A spasso con Jules

Caverne, fiumi, abissi che sprofondano nelle viscere del pianeta: dallo Snæfells allo Stromboli seguendo gli eroi di Viaggio al centro della Terra.

Indice dell'itinerario

Ha 142 anni ma conserva il profumo di una novità editoriale, di un libro fresco di scrittura. In fin dei conti, tra Otto e Novecento il suo autore è stato il più tradotto al mondo dopo la Bibbia e lo scorso anno il centenario della sua scomparsa è stato ricordato con grandi eventi in numerosi paesi.

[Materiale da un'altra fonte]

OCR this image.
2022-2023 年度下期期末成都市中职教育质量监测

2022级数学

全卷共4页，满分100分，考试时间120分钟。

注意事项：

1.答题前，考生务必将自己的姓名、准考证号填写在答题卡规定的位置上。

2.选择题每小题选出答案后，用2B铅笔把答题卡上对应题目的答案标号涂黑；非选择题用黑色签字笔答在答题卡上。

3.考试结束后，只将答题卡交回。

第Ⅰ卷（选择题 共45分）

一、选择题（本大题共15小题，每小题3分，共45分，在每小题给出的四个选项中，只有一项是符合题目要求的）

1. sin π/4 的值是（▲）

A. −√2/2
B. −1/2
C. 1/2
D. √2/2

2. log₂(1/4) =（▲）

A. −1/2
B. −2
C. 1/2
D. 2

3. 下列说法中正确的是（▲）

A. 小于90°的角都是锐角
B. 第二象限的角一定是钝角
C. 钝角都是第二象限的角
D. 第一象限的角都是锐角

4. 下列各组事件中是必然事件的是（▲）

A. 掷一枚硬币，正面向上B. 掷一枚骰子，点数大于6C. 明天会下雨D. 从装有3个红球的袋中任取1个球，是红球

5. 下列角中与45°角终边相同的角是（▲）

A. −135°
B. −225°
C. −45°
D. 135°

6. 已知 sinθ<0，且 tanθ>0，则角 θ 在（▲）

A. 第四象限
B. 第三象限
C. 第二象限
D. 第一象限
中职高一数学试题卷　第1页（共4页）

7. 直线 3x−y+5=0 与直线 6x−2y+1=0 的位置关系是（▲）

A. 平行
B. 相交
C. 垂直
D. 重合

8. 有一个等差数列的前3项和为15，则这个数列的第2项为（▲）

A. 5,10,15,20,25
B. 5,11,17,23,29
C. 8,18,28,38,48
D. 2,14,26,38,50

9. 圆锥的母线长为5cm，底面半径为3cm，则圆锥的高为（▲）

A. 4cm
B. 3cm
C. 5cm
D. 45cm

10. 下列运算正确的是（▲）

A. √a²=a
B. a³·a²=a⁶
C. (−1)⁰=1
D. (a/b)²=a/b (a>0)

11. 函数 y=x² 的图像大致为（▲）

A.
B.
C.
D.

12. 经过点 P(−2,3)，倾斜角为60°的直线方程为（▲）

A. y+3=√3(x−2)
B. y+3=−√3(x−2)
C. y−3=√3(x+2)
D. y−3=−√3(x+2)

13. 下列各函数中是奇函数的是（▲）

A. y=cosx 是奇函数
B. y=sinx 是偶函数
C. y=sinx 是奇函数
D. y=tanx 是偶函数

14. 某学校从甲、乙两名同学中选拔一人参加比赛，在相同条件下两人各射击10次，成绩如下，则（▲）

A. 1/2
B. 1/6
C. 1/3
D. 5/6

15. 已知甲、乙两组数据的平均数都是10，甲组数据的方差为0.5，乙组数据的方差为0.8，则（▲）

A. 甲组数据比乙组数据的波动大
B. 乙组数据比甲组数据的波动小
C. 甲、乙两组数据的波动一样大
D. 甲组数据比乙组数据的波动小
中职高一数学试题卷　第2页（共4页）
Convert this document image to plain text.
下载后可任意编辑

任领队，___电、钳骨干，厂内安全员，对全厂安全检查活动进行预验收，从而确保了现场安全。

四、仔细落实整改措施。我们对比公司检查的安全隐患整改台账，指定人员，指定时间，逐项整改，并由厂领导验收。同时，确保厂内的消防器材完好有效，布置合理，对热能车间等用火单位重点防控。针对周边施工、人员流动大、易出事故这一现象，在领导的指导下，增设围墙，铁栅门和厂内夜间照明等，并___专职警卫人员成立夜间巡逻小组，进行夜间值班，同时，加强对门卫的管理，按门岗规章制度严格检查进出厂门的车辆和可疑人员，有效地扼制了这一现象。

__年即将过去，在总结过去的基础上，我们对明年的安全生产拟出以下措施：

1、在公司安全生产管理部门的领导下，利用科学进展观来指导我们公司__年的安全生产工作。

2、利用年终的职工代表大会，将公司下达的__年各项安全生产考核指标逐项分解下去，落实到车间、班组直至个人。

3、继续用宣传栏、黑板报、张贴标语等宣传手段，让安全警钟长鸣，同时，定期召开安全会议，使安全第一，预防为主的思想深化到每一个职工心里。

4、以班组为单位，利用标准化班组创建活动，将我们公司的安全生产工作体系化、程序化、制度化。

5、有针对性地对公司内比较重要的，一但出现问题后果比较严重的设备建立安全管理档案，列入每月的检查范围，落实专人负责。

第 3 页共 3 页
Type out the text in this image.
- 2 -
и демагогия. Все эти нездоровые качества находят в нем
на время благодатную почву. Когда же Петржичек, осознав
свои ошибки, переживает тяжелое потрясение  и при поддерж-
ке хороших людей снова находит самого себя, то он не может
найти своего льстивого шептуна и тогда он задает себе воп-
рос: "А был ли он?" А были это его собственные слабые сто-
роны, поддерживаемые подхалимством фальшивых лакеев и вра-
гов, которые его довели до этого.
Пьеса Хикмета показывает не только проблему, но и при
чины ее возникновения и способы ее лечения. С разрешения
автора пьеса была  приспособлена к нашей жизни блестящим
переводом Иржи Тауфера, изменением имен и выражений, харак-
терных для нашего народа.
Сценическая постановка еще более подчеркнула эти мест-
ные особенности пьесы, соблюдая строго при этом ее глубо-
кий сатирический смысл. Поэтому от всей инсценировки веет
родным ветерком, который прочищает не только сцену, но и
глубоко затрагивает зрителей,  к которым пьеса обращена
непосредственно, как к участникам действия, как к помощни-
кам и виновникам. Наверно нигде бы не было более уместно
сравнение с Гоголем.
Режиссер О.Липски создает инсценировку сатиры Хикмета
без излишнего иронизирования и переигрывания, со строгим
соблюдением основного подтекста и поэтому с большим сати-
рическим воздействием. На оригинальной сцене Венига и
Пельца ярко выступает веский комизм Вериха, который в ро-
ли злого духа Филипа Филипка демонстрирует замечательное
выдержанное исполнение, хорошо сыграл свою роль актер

Le celebrazioni per Jules Verne hanno visto svolgersi spettacoli teatrali, rassegne cinematografiche, mostre, convegni di studi e, come nel nostro caso, spedizioni per intraprendere i viaggi narrati nei suoi romanzi. Noi, in qualità di speleologi, abbiamo scelto Viaggio al Centro della Terra: libro alla mano, le nostre esplorazioni hanno avuto inizio dal vulcano Snæfells in Islanda per poi continuare attraverso caverne, baratri, cunicoli e fiumi sotterranei di alcuni massicci carsici in Europa fino a giungere sul vulcano Stromboli nell’arcipelago delle Eolie, in pieno Mediterraneo.
Per quanto fantasiosa sia la narrazione, tra impensabili vuoti rocciosi decorati da milioni di stalattiti e stalagmiti abbiamo cercato di seguire almeno in parte le orme del professor Otto Lidenbrock che, insieme al nipote Axel (l’io narrante del romanzo) e alla fedele e impassibile guida Hans, decide di raggiungere il cuore del pianeta seguendo le indicazioni di un messaggio cifrato scritto in caratteri runici su una pergamena trovata in un vecchio libro: non poche saranno le difficoltà a cui il gruppo andrà incontro, ma non vogliamo dire di più a chi ancora non conosce questa imperdibile storia.
Quanto a noi, eccoci in Islanda per la prima tappa del nostro tributo al grande scrittore. Avanziamo saggiando il piano di calpestio con la piccozza, i crepacci potrebbero essere coperti da uno strato di neve troppo sottile per reggere il nostro peso. Poi, bordeggiando un’alta parete di brecce instabili, guadagnamo la vasta sella sotto la quale si inabissa per 200 metri il cratere dello Snæfells, sepolto sotto milioni di metri cubi di ghiaccio accumulatosi nel corso dei millenni attraverso la stratificazione di nevi mai disciolte.
Anche all’epoca della stesura del Voyage, nel 1864, lo scenario del vulcano non doveva essere poi così differente da oggi, e la descrizione della voragine dello Scartaris è uno dei passi più entusiasmanti. “Il cratere era a forma di cono rovesciato la cui bocca poteva avere mezza lega di diametro. Ritenevo che la sua profondità si aggirasse intorno ai duemila piedi. Si giudichi lo stato di un simile cratere quando si riempiva di tuoni e di fiamme… Io non ebbi il coraggio di gettarvi lo sguardo”.
La meta è vicina, le distanze dalla vetta diminuiscono, intorno a noi c’è solo ghiaccio: ma nell’azzurro del cielo si staglia una lancia di nerissima roccia che trafigge la distesa impennandosi fino a 1.446 metri. Queste guglie rappresentano ciò che rimane delle antiche pareti del cratere, dilaniato dall’ultima violenta eruzione avvenuta sotto la calotta dello Snæfells migliaia di anni fa. Lo spazio è immenso, un universo di solitudine ci circonda in un alternarsi mozzafiato di panorami che spaziano su lande selvagge, scabre montagne e gli occhi bui dei crateri. Poi torniamo sotto terra fra le pieghe della roccia, in un mondo nascosto che, in un pianeta dove le terre emerse sembrano non avere più misteri, ci sembra davvero l’ultima frontiera.